Hasan Pulur, basınımızın sınır tanımayan keskin kalemlerinin günümüzdeki nadir örneklerindendir. Kimi zaman kalp kırıp can yaktığı olsa da üzerinde en ufak bir şaibe bulunmaz, dürüstlüğünden en ufak bir şüphe duyulmaz.Bu kitapta Hasan Pulur, o keskin diliyle elli yılı aşan gazetecilik serüveninde yaşadıklarını, tanık olduklarını, duyduklarını, kısacası hayatını anlatıyor. 27 Mayıs’tan 28 Şubat’a uzanan süreçte darbeler karşısında basının takındığı tutumdan, Milliyet’in satılma serüvenine kadar Babıâli’de yaşanan elli yıllık bir tarih var, Pulur’un geçmişinde.Kitapta, Erol Simavi, Aydın Doğan, Ercüment Karacan ve Dinç Bilgin gibi gazete patronlarına ilişkin anı ve anekdotlar kadar; Abdi İpekçi, Nezih Demirkent, Çetin Emeç, Ertuğrul Özkök, Mehmet Y. Yılmaz, Sedat Ergin, Çetin Altan, Mehmet Barlas ve Nazlı Ilıcak başta olmak üzere Babıâli’nin ünlü isimlerine yönelik anı ve değerlendirmeler de dikkat çekiyor.Gerçi, “varak-ı mihr ü vefayı kim okur, kim dinler”.”O da var ya…”

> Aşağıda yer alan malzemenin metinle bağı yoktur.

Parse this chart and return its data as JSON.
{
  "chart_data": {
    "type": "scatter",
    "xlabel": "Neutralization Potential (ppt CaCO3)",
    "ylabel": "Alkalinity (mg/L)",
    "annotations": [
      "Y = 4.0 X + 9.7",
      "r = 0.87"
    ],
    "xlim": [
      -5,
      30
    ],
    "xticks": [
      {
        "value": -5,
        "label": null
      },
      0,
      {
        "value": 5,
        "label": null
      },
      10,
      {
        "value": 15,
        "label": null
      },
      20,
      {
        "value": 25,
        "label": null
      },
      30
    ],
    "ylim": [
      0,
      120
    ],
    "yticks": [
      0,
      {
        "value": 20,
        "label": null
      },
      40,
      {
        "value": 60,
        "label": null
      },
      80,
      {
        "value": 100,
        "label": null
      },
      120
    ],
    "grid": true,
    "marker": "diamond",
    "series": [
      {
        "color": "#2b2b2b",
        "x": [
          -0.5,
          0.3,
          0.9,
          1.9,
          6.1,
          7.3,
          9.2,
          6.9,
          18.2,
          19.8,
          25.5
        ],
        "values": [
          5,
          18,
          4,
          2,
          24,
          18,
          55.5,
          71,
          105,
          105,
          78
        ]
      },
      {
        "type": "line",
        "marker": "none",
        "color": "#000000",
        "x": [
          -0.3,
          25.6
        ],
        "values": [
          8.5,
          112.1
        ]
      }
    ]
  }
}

Kitap Yorumları - (2 Yorum)
türk gazetecilik hayatının en duayen isimlerinden hasan pulur un hayatını okurken gazeteci dünyası ile ilgili bilmediğim ne kadar çok şey olduğunu gördüm. özellikle burhan felek in kenan evren in elini öpmesi olayını ilk defa bu kitapta öğrendim. güzel bir anı söyleşi kitabı olmuş. kesinlikle tavsiye ederim. iyi okumalar…

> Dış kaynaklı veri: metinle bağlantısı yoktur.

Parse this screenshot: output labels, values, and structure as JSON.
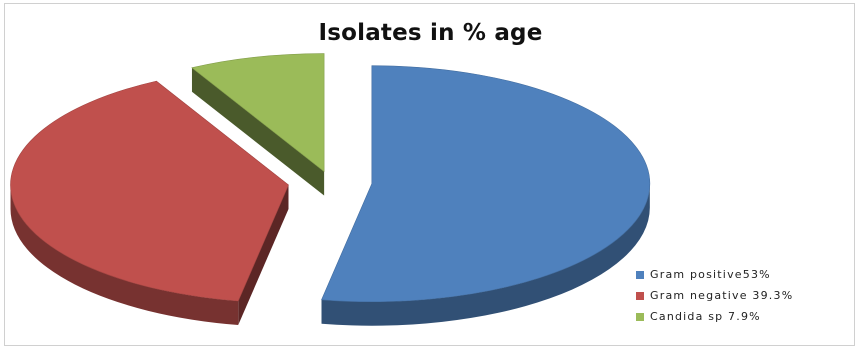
{
  "chart_data": {
    "type": "pie",
    "title": "Isolates in % age",
    "exploded": true,
    "three_d": true,
    "legend_position": "bottom-right",
    "series": [
      {
        "categories": [
          "Gram positive",
          "Gram negative",
          "Candida sp"
        ],
        "values": [
          53,
          39.3,
          7.9
        ],
        "colors": [
          "#4f81bd",
          "#c0504d",
          "#9bbb59"
        ],
        "legend_labels": [
          "Gram positive53%",
          "Gram negative 39.3%",
          "Candida sp 7.9%"
        ]
      }
    ]
  }
}
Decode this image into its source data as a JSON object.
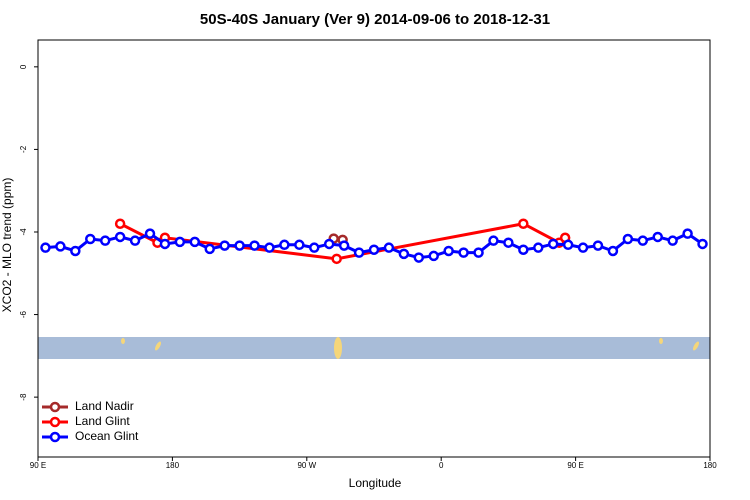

Hasan Pulur denilince akla hiç şüphesiz “Olaylar ve İnsanlar” başlığı ile yazdığı köşe yazıları ile Milliyet gazetesi gelir. Hasan Pulur ile geniş kapsamlı bir Babıâli söyleşisidir bu kitap… Geçmişten günümüze yazılı basın ile ilgili zaman tünelinden keyifli bir sohbet ile geçmemizi sağlamış Pulur. Bu tünelde yol alırken Türkiye’de yaşanan gelişmeler ile ilgili de görüşlerini satır aralarında bulmak mümkün. Özellikle Türkiye’de yaşanan darbeler ile ilgili görüşlerine katılmasam da gazeteciliğin bir meslek olup olmamasını sorgulaması, gazetenin kamuoyunda oluşturduğu baskı ve önemi zaman zaman medya patronlarının kendi ticari menfaatlerine göre yönlendirmesi, basının kendi içinde bir cezai yaptırımının olmaması nedeniyle kalitesinden her geçen gün ödün vermesi gibi konularda haklı eleştirilerde bulunuyor. Hasan Pulur’un hayat hikâyesini keyifle okuyacağınıza eminim. Gazetecilikte 50 yılını doldurmuş Pulur’un süzgecinden Peyami Safa’dan Abdi İpekçi’ye çok geniş bir yazar hatırası mevcut eserde. Yine Simavi’ler den Aydın Doğan’a kadar gazete patronlarının da mesleğe bakışlarını tespit edebileceğiniz doyurucu bir söyleşi. Söyleşiyi yapan Sefa Kaplan’ın da başarısını ayrıca not etmek gerekiyor.